The production of starter motors and alternators to serve the automakers in Brazil grew 110%. The increased demand for cars with turbocharged engines is also benefiting BorgWarner, which is expanding its production of turbochargers in Itatiba, São Paulo.

According to the company, turbochargers exclusively for bi-fuel engines (which run both on gasoline and ethanol) will be in 30% of the light vehicles sold in the country this year. This share is expected to increase to 37% in 2023, 45% in 2025, and 54% in 2030.

This explains why, despite the strategy for electrification systems, the company is not neglecting the combustion vehicle market. “We believe Brazil is still going to benefit greatly from the technological path of its biofuels in the light vehicle segment,” said Wilson Lentini, BorgWarner’s general manager for emissions, thermal, and turbo systems in Brazil.

The advance of electrification in other parts of the world is also beginning to open up opportunities for plants in Brazil, which are taking over the supply of components that are no longer being produced in regions that are more advanced in electrification, such as Europe.

According to Mr. Rezende, the company will start next year exporting these products to Argentina, Uzbekistan, and South Korea, meeting global needs of a customer.

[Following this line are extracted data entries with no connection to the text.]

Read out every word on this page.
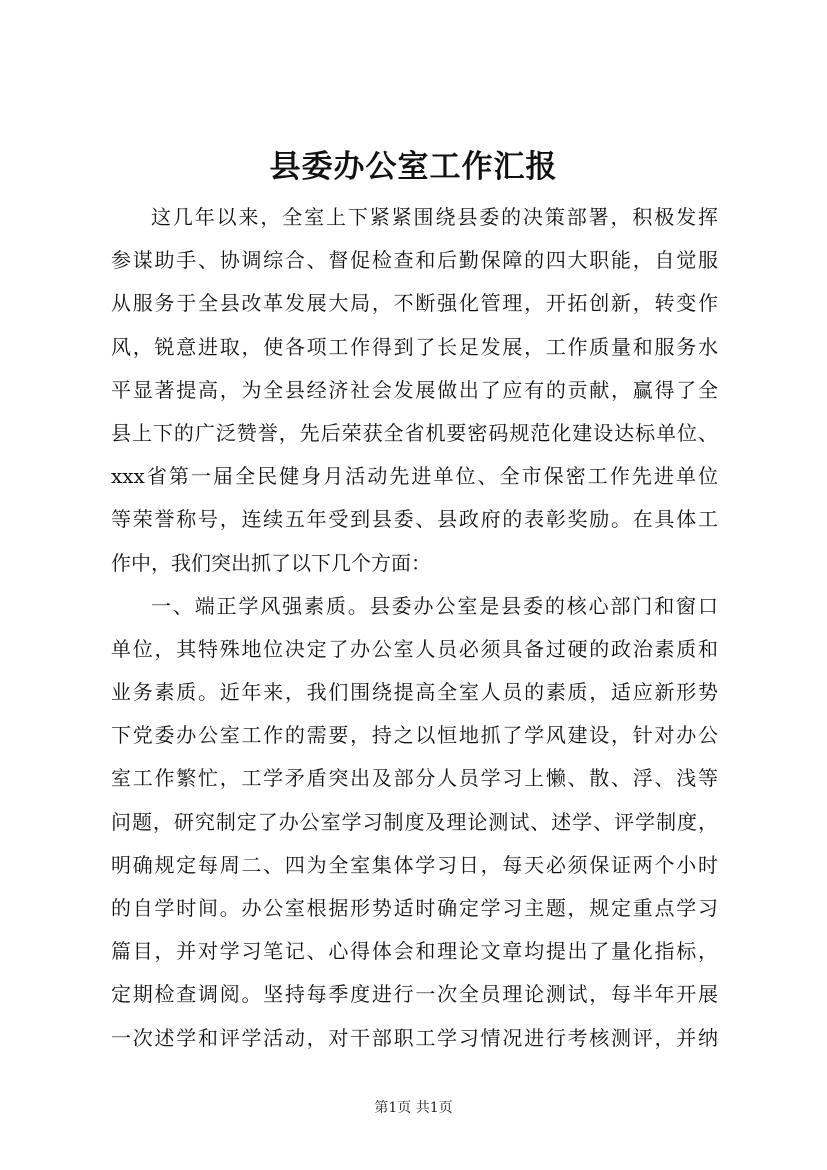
县委办公室工作汇报
这几年以来，全室上下紧紧围绕县委的决策部署，积极发挥
参谋助手、协调综合、督促检查和后勤保障的四大职能，自觉服
从服务于全县改革发展大局，不断强化管理，开拓创新，转变作
风，锐意进取，使各项工作得到了长足发展，工作质量和服务水
平显著提高，为全县经济社会发展做出了应有的贡献，赢得了全
县上下的广泛赞誉，先后荣获全省机要密码规范化建设达标单位、
xxx省第一届全民健身月活动先进单位、全市保密工作先进单位
等荣誉称号，连续五年受到县委、县政府的表彰奖励。在具体工
作中，我们突出抓了以下几个方面：
一、端正学风强素质。县委办公室是县委的核心部门和窗口
单位，其特殊地位决定了办公室人员必须具备过硬的政治素质和
业务素质。近年来，我们围绕提高全室人员的素质，适应新形势
下党委办公室工作的需要，持之以恒地抓了学风建设，针对办公
室工作繁忙，工学矛盾突出及部分人员学习上懒、散、浮、浅等
问题，研究制定了办公室学习制度及理论测试、述学、评学制度，
明确规定每周二、四为全室集体学习日，每天必须保证两个小时
的自学时间。办公室根据形势适时确定学习主题，规定重点学习
篇目，并对学习笔记、心得体会和理论文章均提出了量化指标，
定期检查调阅。坚持每季度进行一次全员理论测试，每半年开展
一次述学和评学活动，对干部职工学习情况进行考核测评，并纳
第1页 共1页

In 2022, 4% of BorgWarner’s sales of starter motors and alternators were injected in expanding the capacity of the production lines for these components at the Brusque plant, in Santa Catarina. The plan is for these investments to reach the equivalent of 6.5% of sales in 2023 and to set up a third production shift at the plant. Besides Brusque, the group’s other plant, in Itatiba, São Paulo, also operates in three shifts.

For Mr. Rezende, in the age of electrification, local production continues to be a priority whenever possible. “The decision for the fourth battery system factory in Brazil was a strategic one, so the company will be able to serve customers in the region.”